To Sam, the contrast between Jamie’s room and the rest of the house was more marked than it would have been in a typical home. Jamie had been through the upstairs of the house in a hurry, there were clothes on the floor, open jars of hair gel and canisters of deodorant and aftershave on top of the chest of drawers. The walls were covered in posters for heavy metal and death metal bands, and there were CDs and even vinyl records on every surface. ‘This is more like it,’ he muttered to Lizzie as they stood inside the door.
‘Shouldn’t take too long,’ he added. ‘It’s not a big room. You start on the left and I’ll start on his laptop, so we won’t get in each other’s way.’
‘Sam, what are we looking for?’
‘I don’t know, but we will when we find it. Put everything back where you get it from.’ She put her tongue out at him.

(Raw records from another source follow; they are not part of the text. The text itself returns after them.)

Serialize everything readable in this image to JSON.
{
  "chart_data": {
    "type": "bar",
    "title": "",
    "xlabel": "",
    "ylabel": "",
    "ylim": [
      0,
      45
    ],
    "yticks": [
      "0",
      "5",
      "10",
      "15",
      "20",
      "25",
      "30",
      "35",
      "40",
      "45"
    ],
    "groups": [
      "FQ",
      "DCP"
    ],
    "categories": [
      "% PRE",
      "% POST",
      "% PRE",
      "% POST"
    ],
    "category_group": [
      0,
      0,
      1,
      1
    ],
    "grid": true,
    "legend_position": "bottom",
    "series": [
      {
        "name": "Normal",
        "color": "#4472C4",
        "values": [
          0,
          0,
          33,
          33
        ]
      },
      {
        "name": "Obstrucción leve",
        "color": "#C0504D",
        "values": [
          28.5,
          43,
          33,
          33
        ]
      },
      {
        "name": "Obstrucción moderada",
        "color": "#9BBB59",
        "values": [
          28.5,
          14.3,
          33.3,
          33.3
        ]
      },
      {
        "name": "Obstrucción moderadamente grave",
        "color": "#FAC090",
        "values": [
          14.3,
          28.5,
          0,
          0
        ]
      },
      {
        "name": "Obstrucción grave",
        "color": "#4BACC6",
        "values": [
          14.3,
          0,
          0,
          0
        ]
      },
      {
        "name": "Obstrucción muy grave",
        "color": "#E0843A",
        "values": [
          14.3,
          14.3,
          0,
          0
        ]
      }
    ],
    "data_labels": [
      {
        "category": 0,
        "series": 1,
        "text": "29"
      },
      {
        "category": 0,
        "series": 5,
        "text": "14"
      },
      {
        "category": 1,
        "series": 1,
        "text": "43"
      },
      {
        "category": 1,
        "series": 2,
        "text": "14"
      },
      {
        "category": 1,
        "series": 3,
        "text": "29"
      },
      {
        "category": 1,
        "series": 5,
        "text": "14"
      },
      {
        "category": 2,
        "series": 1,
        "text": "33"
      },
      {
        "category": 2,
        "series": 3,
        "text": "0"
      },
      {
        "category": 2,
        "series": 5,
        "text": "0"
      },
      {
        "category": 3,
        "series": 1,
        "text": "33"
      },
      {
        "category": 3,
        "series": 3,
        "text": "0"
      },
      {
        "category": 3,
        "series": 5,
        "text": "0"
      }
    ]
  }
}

The search was as methodical and thorough as they could make it without taking everything out of the room. Once Sam found Jamie’s laptop, it took him three minutes to work out that Jamie’s password was ‘Napalm Death’. After several further fruitless minutes searching folders and browsing history, Sam shook his head, ‘Nothing. You’d think there’d be something here that would help us.’
‘I know we’re missing something,’ Lizzie said. She gingerly checked the boy’s underwear drawer, the place where most teenagers would store personal stuff. She found tobacco, bits of cardboard he used for filters for his roll-ups, and an unopened packet of condoms. ‘We asked Sandra May not to touch anything. So, what is it we’re not seeing?’

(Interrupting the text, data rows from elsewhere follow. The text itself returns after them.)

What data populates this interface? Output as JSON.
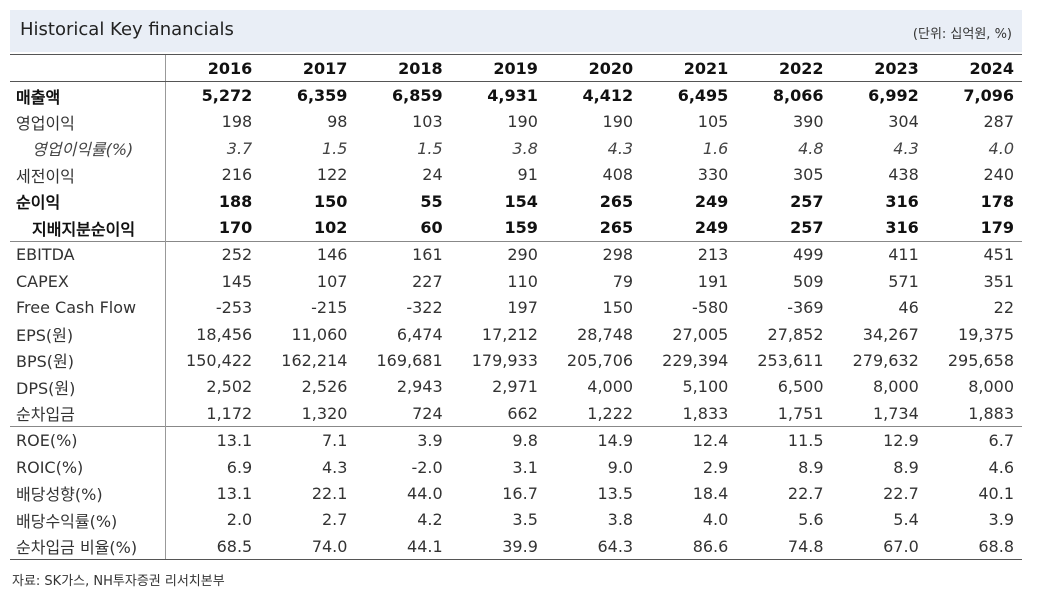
{
  "header": {
    "title": "Historical Key financials",
    "unit": "(단위: 십억원, %)"
  },
  "years": [
    "2016",
    "2017",
    "2018",
    "2019",
    "2020",
    "2021",
    "2022",
    "2023",
    "2024"
  ],
  "rows": [
    {
      "label": "매출액",
      "style": "bold",
      "values": [
        "5,272",
        "6,359",
        "6,859",
        "4,931",
        "4,412",
        "6,495",
        "8,066",
        "6,992",
        "7,096"
      ]
    },
    {
      "label": "영업이익",
      "style": "",
      "values": [
        "198",
        "98",
        "103",
        "190",
        "190",
        "105",
        "390",
        "304",
        "287"
      ]
    },
    {
      "label": "영업이익률(%)",
      "style": "italic indent",
      "values": [
        "3.7",
        "1.5",
        "1.5",
        "3.8",
        "4.3",
        "1.6",
        "4.8",
        "4.3",
        "4.0"
      ]
    },
    {
      "label": "세전이익",
      "style": "",
      "values": [
        "216",
        "122",
        "24",
        "91",
        "408",
        "330",
        "305",
        "438",
        "240"
      ]
    },
    {
      "label": "순이익",
      "style": "bold",
      "values": [
        "188",
        "150",
        "55",
        "154",
        "265",
        "249",
        "257",
        "316",
        "178"
      ]
    },
    {
      "label": "지배지분순이익",
      "style": "bold indent",
      "values": [
        "170",
        "102",
        "60",
        "159",
        "265",
        "249",
        "257",
        "316",
        "179"
      ]
    },
    {
      "label": "EBITDA",
      "style": "sep",
      "values": [
        "252",
        "146",
        "161",
        "290",
        "298",
        "213",
        "499",
        "411",
        "451"
      ]
    },
    {
      "label": "CAPEX",
      "style": "",
      "values": [
        "145",
        "107",
        "227",
        "110",
        "79",
        "191",
        "509",
        "571",
        "351"
      ]
    },
    {
      "label": "Free Cash Flow",
      "style": "",
      "values": [
        "-253",
        "-215",
        "-322",
        "197",
        "150",
        "-580",
        "-369",
        "46",
        "22"
      ]
    },
    {
      "label": "EPS(원)",
      "style": "",
      "values": [
        "18,456",
        "11,060",
        "6,474",
        "17,212",
        "28,748",
        "27,005",
        "27,852",
        "34,267",
        "19,375"
      ]
    },
    {
      "label": "BPS(원)",
      "style": "",
      "values": [
        "150,422",
        "162,214",
        "169,681",
        "179,933",
        "205,706",
        "229,394",
        "253,611",
        "279,632",
        "295,658"
      ]
    },
    {
      "label": "DPS(원)",
      "style": "",
      "values": [
        "2,502",
        "2,526",
        "2,943",
        "2,971",
        "4,000",
        "5,100",
        "6,500",
        "8,000",
        "8,000"
      ]
    },
    {
      "label": "순차입금",
      "style": "",
      "values": [
        "1,172",
        "1,320",
        "724",
        "662",
        "1,222",
        "1,833",
        "1,751",
        "1,734",
        "1,883"
      ]
    },
    {
      "label": "ROE(%)",
      "style": "sep",
      "values": [
        "13.1",
        "7.1",
        "3.9",
        "9.8",
        "14.9",
        "12.4",
        "11.5",
        "12.9",
        "6.7"
      ]
    },
    {
      "label": "ROIC(%)",
      "style": "",
      "values": [
        "6.9",
        "4.3",
        "-2.0",
        "3.1",
        "9.0",
        "2.9",
        "8.9",
        "8.9",
        "4.6"
      ]
    },
    {
      "label": "배당성향(%)",
      "style": "",
      "values": [
        "13.1",
        "22.1",
        "44.0",
        "16.7",
        "13.5",
        "18.4",
        "22.7",
        "22.7",
        "40.1"
      ]
    },
    {
      "label": "배당수익률(%)",
      "style": "",
      "values": [
        "2.0",
        "2.7",
        "4.2",
        "3.5",
        "3.8",
        "4.0",
        "5.6",
        "5.4",
        "3.9"
      ]
    },
    {
      "label": "순차입금 비율(%)",
      "style": "last",
      "values": [
        "68.5",
        "74.0",
        "44.1",
        "39.9",
        "64.3",
        "86.6",
        "74.8",
        "67.0",
        "68.8"
      ]
    }
  ],
  "source": "자료: SK가스, NH투자증권 리서치본부"
}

There were hand-written song lyrics, and a demo CD, and at one point Sam played a couple of Jamie’s songs off his computer, which weren’t bad. It was a poignant moment to hear the strong voice of Carly Braithwaite belting out vocals as if she was just in the next room.
‘She could really sing, couldn’t she?’ said Sam, pausing in his perusal of the CD rack.
Lizzie slapped his arm and let out a little squeal.
‘Got it! There’s no guitar in the house, is there? I wonder if the guitar I saw at Westlake’s house was Jamie’s? I wonder if that’s where he was heading when I arrested him yesterday? I thought he was coming home, but Westlake only lives a mile or so away. I knew we’d missed something.’
‘What does it mean, though?’ asked Sam.